First up, the great Gull Con. I think the biggest struggle concerning these birds is the way they are counted, and by whom. We’re constantly told herring gulls and the like are in dire decline, a protected species no less. If that’s true, how come the problems in towns and cities have increased and become almost unbearable? On my summer travels, I saw them lined up along roofs like feathered stormtroopers, bobbing around on every local loch and pond, and plenty wheeling through the air. I’d bet my last pound that most of them were never entered into any official population count. And that’s the rub, isn’t it? You’ll note the population numbers are calculated by Computer Modelling—a desk-top study where they count what they think is there. If they don’t have all the info, the results are flawed from the start, wide open to a lack of data and the bias of the modeller who’s never had a gull steal his chips or keep him awake at dawn with its racket. It’s ecological guesswork used to justify inaction, while town centres become no-go zones for anyone trying to enjoy a sandwich in peace.

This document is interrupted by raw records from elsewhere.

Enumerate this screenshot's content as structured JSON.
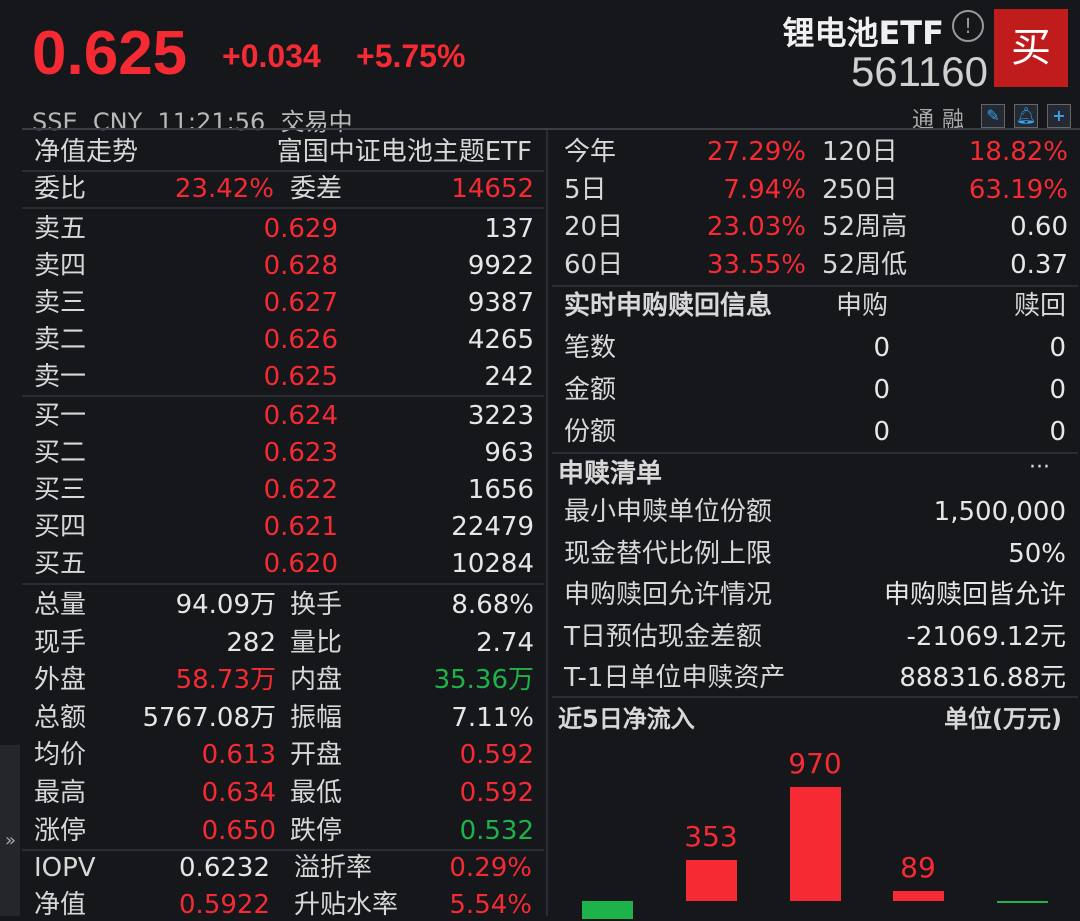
{
  "header": {
    "price": "0.625",
    "change": "+0.034",
    "change_pct": "+5.75%",
    "name": "锂电池ETF",
    "info_icon": "!",
    "code": "561160",
    "buy_label": "买",
    "status": "SSE  CNY  11:21:56  交易中",
    "tags": "通融",
    "icons": [
      "edit-icon",
      "bell-icon",
      "plus-icon"
    ]
  },
  "left": {
    "nav_label": "净值走势",
    "fund_name": "富国中证电池主题ETF",
    "wei": {
      "wb_label": "委比",
      "wb_value": "23.42%",
      "wc_label": "委差",
      "wc_value": "14652"
    },
    "asks": [
      {
        "label": "卖五",
        "price": "0.629",
        "volume": "137"
      },
      {
        "label": "卖四",
        "price": "0.628",
        "volume": "9922"
      },
      {
        "label": "卖三",
        "price": "0.627",
        "volume": "9387"
      },
      {
        "label": "卖二",
        "price": "0.626",
        "volume": "4265"
      },
      {
        "label": "卖一",
        "price": "0.625",
        "volume": "242"
      }
    ],
    "bids": [
      {
        "label": "买一",
        "price": "0.624",
        "volume": "3223"
      },
      {
        "label": "买二",
        "price": "0.623",
        "volume": "963"
      },
      {
        "label": "买三",
        "price": "0.622",
        "volume": "1656"
      },
      {
        "label": "买四",
        "price": "0.621",
        "volume": "22479"
      },
      {
        "label": "买五",
        "price": "0.620",
        "volume": "10284"
      }
    ],
    "stats": [
      {
        "l1": "总量",
        "v1": "94.09万",
        "c1": "white",
        "l2": "换手",
        "v2": "8.68%",
        "c2": "white"
      },
      {
        "l1": "现手",
        "v1": "282",
        "c1": "white",
        "l2": "量比",
        "v2": "2.74",
        "c2": "white"
      },
      {
        "l1": "外盘",
        "v1": "58.73万",
        "c1": "red",
        "l2": "内盘",
        "v2": "35.36万",
        "c2": "green"
      },
      {
        "l1": "总额",
        "v1": "5767.08万",
        "c1": "white",
        "l2": "振幅",
        "v2": "7.11%",
        "c2": "white"
      },
      {
        "l1": "均价",
        "v1": "0.613",
        "c1": "red",
        "l2": "开盘",
        "v2": "0.592",
        "c2": "red"
      },
      {
        "l1": "最高",
        "v1": "0.634",
        "c1": "red",
        "l2": "最低",
        "v2": "0.592",
        "c2": "red"
      },
      {
        "l1": "涨停",
        "v1": "0.650",
        "c1": "red",
        "l2": "跌停",
        "v2": "0.532",
        "c2": "green"
      }
    ],
    "iopv": [
      {
        "l1": "IOPV",
        "v1": "0.6232",
        "c1": "white",
        "l2": "溢折率",
        "v2": "0.29%",
        "c2": "red"
      },
      {
        "l1": "净值",
        "v1": "0.5922",
        "c1": "red",
        "l2": "升贴水率",
        "v2": "5.54%",
        "c2": "red"
      }
    ],
    "expand_icon": "»"
  },
  "right": {
    "perf": [
      {
        "l1": "今年",
        "v1": "27.29%",
        "c1": "red",
        "l2": "120日",
        "v2": "18.82%",
        "c2": "red"
      },
      {
        "l1": "5日",
        "v1": "7.94%",
        "c1": "red",
        "l2": "250日",
        "v2": "63.19%",
        "c2": "red"
      },
      {
        "l1": "20日",
        "v1": "23.03%",
        "c1": "red",
        "l2": "52周高",
        "v2": "0.60",
        "c2": "white"
      },
      {
        "l1": "60日",
        "v1": "33.55%",
        "c1": "red",
        "l2": "52周低",
        "v2": "0.37",
        "c2": "white"
      }
    ],
    "realtime": {
      "title": "实时申购赎回信息",
      "col1": "申购",
      "col2": "赎回",
      "rows": [
        {
          "label": "笔数",
          "v1": "0",
          "v2": "0"
        },
        {
          "label": "金额",
          "v1": "0",
          "v2": "0"
        },
        {
          "label": "份额",
          "v1": "0",
          "v2": "0"
        }
      ]
    },
    "list": {
      "title": "申赎清单",
      "more": "···",
      "rows": [
        {
          "label": "最小申赎单位份额",
          "value": "1,500,000"
        },
        {
          "label": "现金替代比例上限",
          "value": "50%"
        },
        {
          "label": "申购赎回允许情况",
          "value": "申购赎回皆允许"
        },
        {
          "label": "T日预估现金差额",
          "value": "-21069.12元"
        },
        {
          "label": "T-1日单位申赎资产",
          "value": "888316.88元"
        }
      ]
    },
    "flow": {
      "title": "近5日净流入",
      "unit": "单位(万元)"
    }
  },
  "colors": {
    "up": "#f52a33",
    "down": "#1db34a",
    "bg": "#15171b",
    "buy": "#c01c1c"
  },
  "chart_data": {
    "type": "bar",
    "title": "近5日净流入",
    "unit": "单位(万元)",
    "values": [
      -150,
      353,
      970,
      89,
      -2
    ],
    "labels": [
      "",
      "353",
      "970",
      "89",
      ""
    ],
    "colors": [
      "#1db34a",
      "#f52a33",
      "#f52a33",
      "#f52a33",
      "#1db34a"
    ]
  }
}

And while we’re on the subject of fantasy land, let’s talk about the great Rewilding Con. I’ve just read a glossy brochure—probably funded by your taxes and mine—about a new scheme to turn productive, lowland farmland into a “mosaic of scrub and natural regeneration.” Translation: they want to pay some city-boy landowner to let his fields go to rack and ruin. Thistles, ragwort, and brambles—that’s their vision of biodiversity. They call it “ecosystem recovery”; I call it a derelict building site. The skylarks and hares that lived in that managed grassland? Gone. Replaced by the very rats the gulls should be eating, if they hadn’t all moved to the urban takeaways. It’s a greenwash, a feel-good fantasy for people who think their organic veg box just magically appears. They’re creating a museum of neglect and patting themselves on the back for it. You can’t eat view, and you can’t farm scrubland.

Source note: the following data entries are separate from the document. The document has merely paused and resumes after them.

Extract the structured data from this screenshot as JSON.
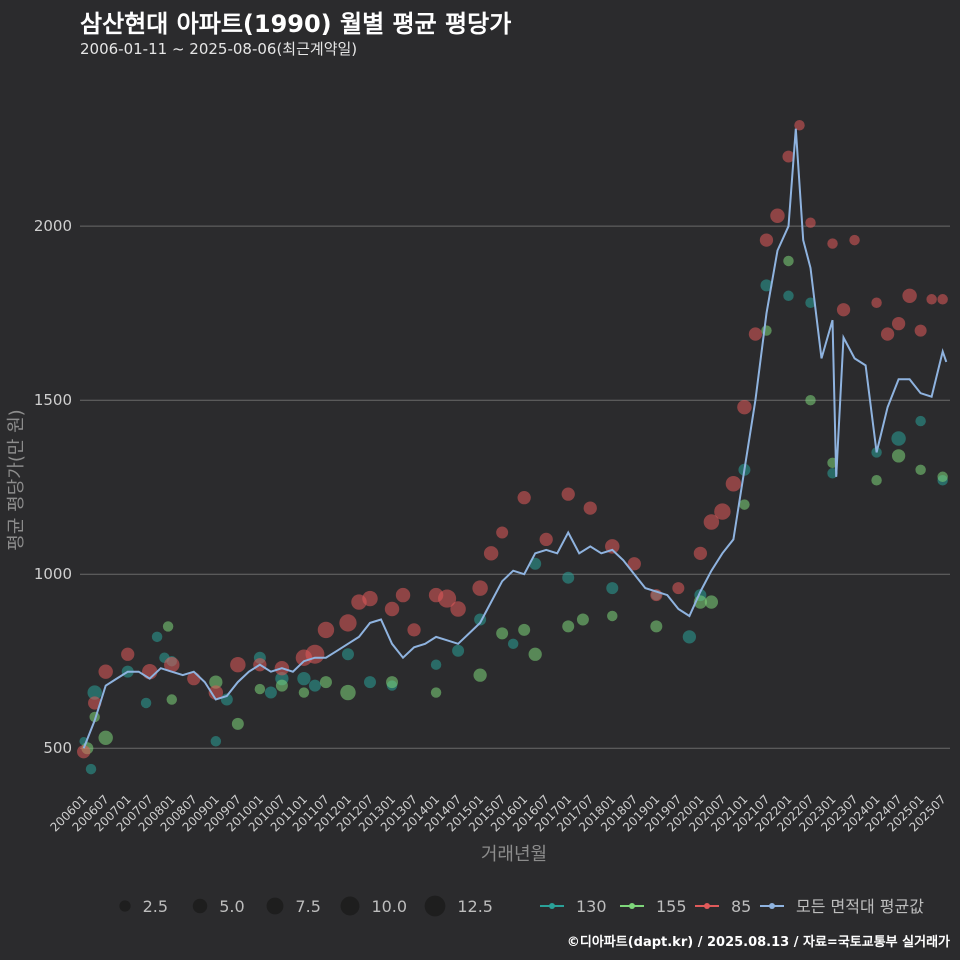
{
  "title": "삼산현대 아파트(1990) 월별 평균 평당가",
  "subtitle": "2006-01-11 ~ 2025-08-06(최근계약일)",
  "footer": "©디아파트(dapt.kr) / 2025.08.13 / 자료=국토교통부 실거래가",
  "chart_data": {
    "type": "scatter",
    "title": "삼산현대 아파트(1990) 월별 평균 평당가",
    "subtitle": "2006-01-11 ~ 2025-08-06(최근계약일)",
    "xlabel": "거래년월",
    "ylabel": "평균 평당가(만 원)",
    "ylim": [
      380,
      2420
    ],
    "yticks": [
      500,
      1000,
      1500,
      2000
    ],
    "grid": true,
    "x_range": [
      "200512",
      "202509"
    ],
    "xticks": [
      "200601",
      "200607",
      "200701",
      "200707",
      "200801",
      "200807",
      "200901",
      "200907",
      "201001",
      "201007",
      "201101",
      "201107",
      "201201",
      "201207",
      "201301",
      "201307",
      "201401",
      "201407",
      "201501",
      "201507",
      "201601",
      "201607",
      "201701",
      "201707",
      "201801",
      "201807",
      "201901",
      "201907",
      "202001",
      "202007",
      "202101",
      "202107",
      "202201",
      "202207",
      "202301",
      "202307",
      "202401",
      "202407",
      "202501",
      "202507"
    ],
    "size_legend": {
      "title": "",
      "values": [
        2.5,
        5.0,
        7.5,
        10.0,
        12.5
      ],
      "labels": [
        "2.5",
        "5.0",
        "7.5",
        "10.0",
        "12.5"
      ]
    },
    "colors": {
      "130": "#2aa198",
      "155": "#7ed67a",
      "85": "#e05a5a",
      "모든 면적대 평균값": "#8fb3df"
    },
    "legend_position": "bottom",
    "series": [
      {
        "name": "130",
        "kind": "points",
        "points": [
          [
            "200601",
            1,
            520
          ],
          [
            "200603",
            2,
            440
          ],
          [
            "200604",
            5,
            660
          ],
          [
            "200701",
            3,
            720
          ],
          [
            "200706",
            2,
            630
          ],
          [
            "200709",
            2,
            820
          ],
          [
            "200711",
            2,
            760
          ],
          [
            "200801",
            2,
            750
          ],
          [
            "200901",
            2,
            520
          ],
          [
            "200904",
            3,
            640
          ],
          [
            "201001",
            3,
            760
          ],
          [
            "201004",
            3,
            660
          ],
          [
            "201007",
            4,
            700
          ],
          [
            "201101",
            4,
            700
          ],
          [
            "201104",
            3,
            680
          ],
          [
            "201201",
            3,
            770
          ],
          [
            "201207",
            3,
            690
          ],
          [
            "201301",
            2,
            680
          ],
          [
            "201401",
            2,
            740
          ],
          [
            "201407",
            3,
            780
          ],
          [
            "201501",
            3,
            870
          ],
          [
            "201510",
            2,
            800
          ],
          [
            "201604",
            3,
            1030
          ],
          [
            "201701",
            3,
            990
          ],
          [
            "201801",
            3,
            960
          ],
          [
            "201901",
            2,
            940
          ],
          [
            "201910",
            4,
            820
          ],
          [
            "202001",
            3,
            940
          ],
          [
            "202101",
            3,
            1300
          ],
          [
            "202107",
            3,
            1830
          ],
          [
            "202201",
            2,
            1800
          ],
          [
            "202207",
            2,
            1780
          ],
          [
            "202301",
            2,
            1290
          ],
          [
            "202401",
            2,
            1350
          ],
          [
            "202407",
            5,
            1390
          ],
          [
            "202501",
            2,
            1440
          ],
          [
            "202507",
            2,
            1270
          ]
        ]
      },
      {
        "name": "155",
        "kind": "points",
        "points": [
          [
            "200602",
            3,
            500
          ],
          [
            "200604",
            2,
            590
          ],
          [
            "200607",
            5,
            530
          ],
          [
            "200712",
            2,
            850
          ],
          [
            "200801",
            2,
            640
          ],
          [
            "200901",
            4,
            690
          ],
          [
            "200907",
            3,
            570
          ],
          [
            "201001",
            2,
            670
          ],
          [
            "201007",
            3,
            680
          ],
          [
            "201101",
            2,
            660
          ],
          [
            "201107",
            3,
            690
          ],
          [
            "201201",
            6,
            660
          ],
          [
            "201301",
            3,
            690
          ],
          [
            "201401",
            2,
            660
          ],
          [
            "201501",
            4,
            710
          ],
          [
            "201507",
            3,
            830
          ],
          [
            "201601",
            3,
            840
          ],
          [
            "201604",
            4,
            770
          ],
          [
            "201701",
            3,
            850
          ],
          [
            "201705",
            3,
            870
          ],
          [
            "201801",
            2,
            880
          ],
          [
            "201901",
            3,
            850
          ],
          [
            "202001",
            4,
            920
          ],
          [
            "202004",
            4,
            920
          ],
          [
            "202101",
            2,
            1200
          ],
          [
            "202107",
            2,
            1700
          ],
          [
            "202201",
            2,
            1900
          ],
          [
            "202207",
            2,
            1500
          ],
          [
            "202301",
            2,
            1320
          ],
          [
            "202401",
            2,
            1270
          ],
          [
            "202407",
            4,
            1340
          ],
          [
            "202501",
            2,
            1300
          ],
          [
            "202507",
            2,
            1280
          ]
        ]
      },
      {
        "name": "85",
        "kind": "points",
        "points": [
          [
            "200601",
            4,
            490
          ],
          [
            "200604",
            4,
            630
          ],
          [
            "200607",
            5,
            720
          ],
          [
            "200701",
            4,
            770
          ],
          [
            "200707",
            6,
            720
          ],
          [
            "200801",
            6,
            740
          ],
          [
            "200807",
            4,
            700
          ],
          [
            "200901",
            5,
            660
          ],
          [
            "200907",
            6,
            740
          ],
          [
            "201001",
            4,
            740
          ],
          [
            "201007",
            5,
            730
          ],
          [
            "201101",
            7,
            760
          ],
          [
            "201104",
            10,
            770
          ],
          [
            "201107",
            7,
            840
          ],
          [
            "201201",
            8,
            860
          ],
          [
            "201204",
            6,
            920
          ],
          [
            "201207",
            6,
            930
          ],
          [
            "201301",
            5,
            900
          ],
          [
            "201304",
            5,
            940
          ],
          [
            "201307",
            4,
            840
          ],
          [
            "201401",
            5,
            940
          ],
          [
            "201404",
            9,
            930
          ],
          [
            "201407",
            6,
            900
          ],
          [
            "201501",
            6,
            960
          ],
          [
            "201504",
            5,
            1060
          ],
          [
            "201507",
            3,
            1120
          ],
          [
            "201601",
            4,
            1220
          ],
          [
            "201607",
            4,
            1100
          ],
          [
            "201701",
            4,
            1230
          ],
          [
            "201707",
            4,
            1190
          ],
          [
            "201801",
            5,
            1080
          ],
          [
            "201807",
            4,
            1030
          ],
          [
            "201901",
            3,
            940
          ],
          [
            "201907",
            3,
            960
          ],
          [
            "202001",
            4,
            1060
          ],
          [
            "202004",
            6,
            1150
          ],
          [
            "202007",
            7,
            1180
          ],
          [
            "202010",
            6,
            1260
          ],
          [
            "202101",
            5,
            1480
          ],
          [
            "202104",
            4,
            1690
          ],
          [
            "202107",
            4,
            1960
          ],
          [
            "202110",
            5,
            2030
          ],
          [
            "202201",
            3,
            2200
          ],
          [
            "202204",
            2,
            2290
          ],
          [
            "202207",
            2,
            2010
          ],
          [
            "202301",
            2,
            1950
          ],
          [
            "202304",
            4,
            1760
          ],
          [
            "202307",
            2,
            1960
          ],
          [
            "202401",
            2,
            1780
          ],
          [
            "202404",
            4,
            1690
          ],
          [
            "202407",
            4,
            1720
          ],
          [
            "202410",
            5,
            1800
          ],
          [
            "202501",
            3,
            1700
          ],
          [
            "202504",
            2,
            1790
          ],
          [
            "202507",
            2,
            1790
          ]
        ]
      },
      {
        "name": "모든 면적대 평균값",
        "kind": "line",
        "points": [
          [
            "200601",
            500
          ],
          [
            "200604",
            580
          ],
          [
            "200607",
            680
          ],
          [
            "200610",
            700
          ],
          [
            "200701",
            720
          ],
          [
            "200704",
            720
          ],
          [
            "200707",
            700
          ],
          [
            "200710",
            730
          ],
          [
            "200801",
            720
          ],
          [
            "200804",
            710
          ],
          [
            "200807",
            720
          ],
          [
            "200810",
            690
          ],
          [
            "200901",
            640
          ],
          [
            "200904",
            650
          ],
          [
            "200907",
            690
          ],
          [
            "200910",
            720
          ],
          [
            "201001",
            740
          ],
          [
            "201004",
            720
          ],
          [
            "201007",
            730
          ],
          [
            "201010",
            720
          ],
          [
            "201101",
            750
          ],
          [
            "201104",
            760
          ],
          [
            "201107",
            760
          ],
          [
            "201110",
            780
          ],
          [
            "201201",
            800
          ],
          [
            "201204",
            820
          ],
          [
            "201207",
            860
          ],
          [
            "201210",
            870
          ],
          [
            "201301",
            800
          ],
          [
            "201304",
            760
          ],
          [
            "201307",
            790
          ],
          [
            "201310",
            800
          ],
          [
            "201401",
            820
          ],
          [
            "201404",
            810
          ],
          [
            "201407",
            800
          ],
          [
            "201410",
            830
          ],
          [
            "201501",
            860
          ],
          [
            "201504",
            920
          ],
          [
            "201507",
            980
          ],
          [
            "201510",
            1010
          ],
          [
            "201601",
            1000
          ],
          [
            "201604",
            1060
          ],
          [
            "201607",
            1070
          ],
          [
            "201610",
            1060
          ],
          [
            "201701",
            1120
          ],
          [
            "201704",
            1060
          ],
          [
            "201707",
            1080
          ],
          [
            "201710",
            1060
          ],
          [
            "201801",
            1070
          ],
          [
            "201804",
            1040
          ],
          [
            "201807",
            1000
          ],
          [
            "201810",
            960
          ],
          [
            "201901",
            950
          ],
          [
            "201904",
            940
          ],
          [
            "201907",
            900
          ],
          [
            "201910",
            880
          ],
          [
            "202001",
            950
          ],
          [
            "202004",
            1010
          ],
          [
            "202007",
            1060
          ],
          [
            "202010",
            1100
          ],
          [
            "202101",
            1300
          ],
          [
            "202104",
            1500
          ],
          [
            "202107",
            1750
          ],
          [
            "202110",
            1930
          ],
          [
            "202201",
            2000
          ],
          [
            "202203",
            2280
          ],
          [
            "202205",
            1960
          ],
          [
            "202207",
            1880
          ],
          [
            "202210",
            1620
          ],
          [
            "202301",
            1730
          ],
          [
            "202302",
            1280
          ],
          [
            "202304",
            1680
          ],
          [
            "202307",
            1620
          ],
          [
            "202310",
            1600
          ],
          [
            "202401",
            1350
          ],
          [
            "202404",
            1480
          ],
          [
            "202407",
            1560
          ],
          [
            "202410",
            1560
          ],
          [
            "202501",
            1520
          ],
          [
            "202504",
            1510
          ],
          [
            "202507",
            1640
          ],
          [
            "202508",
            1610
          ]
        ]
      }
    ]
  }
}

Finally, the death of common sense by a thousand consultations. I got a letter the other day—another bloody “consultation document” from Natural England about “Visual Impact Assessments” for farm buildings. You read that right. They’re worried about how a new barn looks. Not whether it’s well-built, or useful, or essential for animal welfare. No, they’re concerned it might offend the sensibilities of a handful of ramblers who can’t read a map. We’re drowning in paperwork, strangled by red tape, and paralysed by the opinions of people whose only connection to the land is walking their labradoodle across it on a Sunday. They’ve created an industry of talking about the countryside, while making it impossible for the people who work in it to get anything done.
It’s the same story, different day. An assault on practicality, a celebration of ideology, and a contempt for the people who know the land because they live and breathe it. They’re not stewards; they’re vandals with a degree.
The glass is empty. Time for a refill.
Gary Baxter is the son of a gamekeeper, is an ex gamekeeper and has run his own falconry based bird control business for the last 20 years.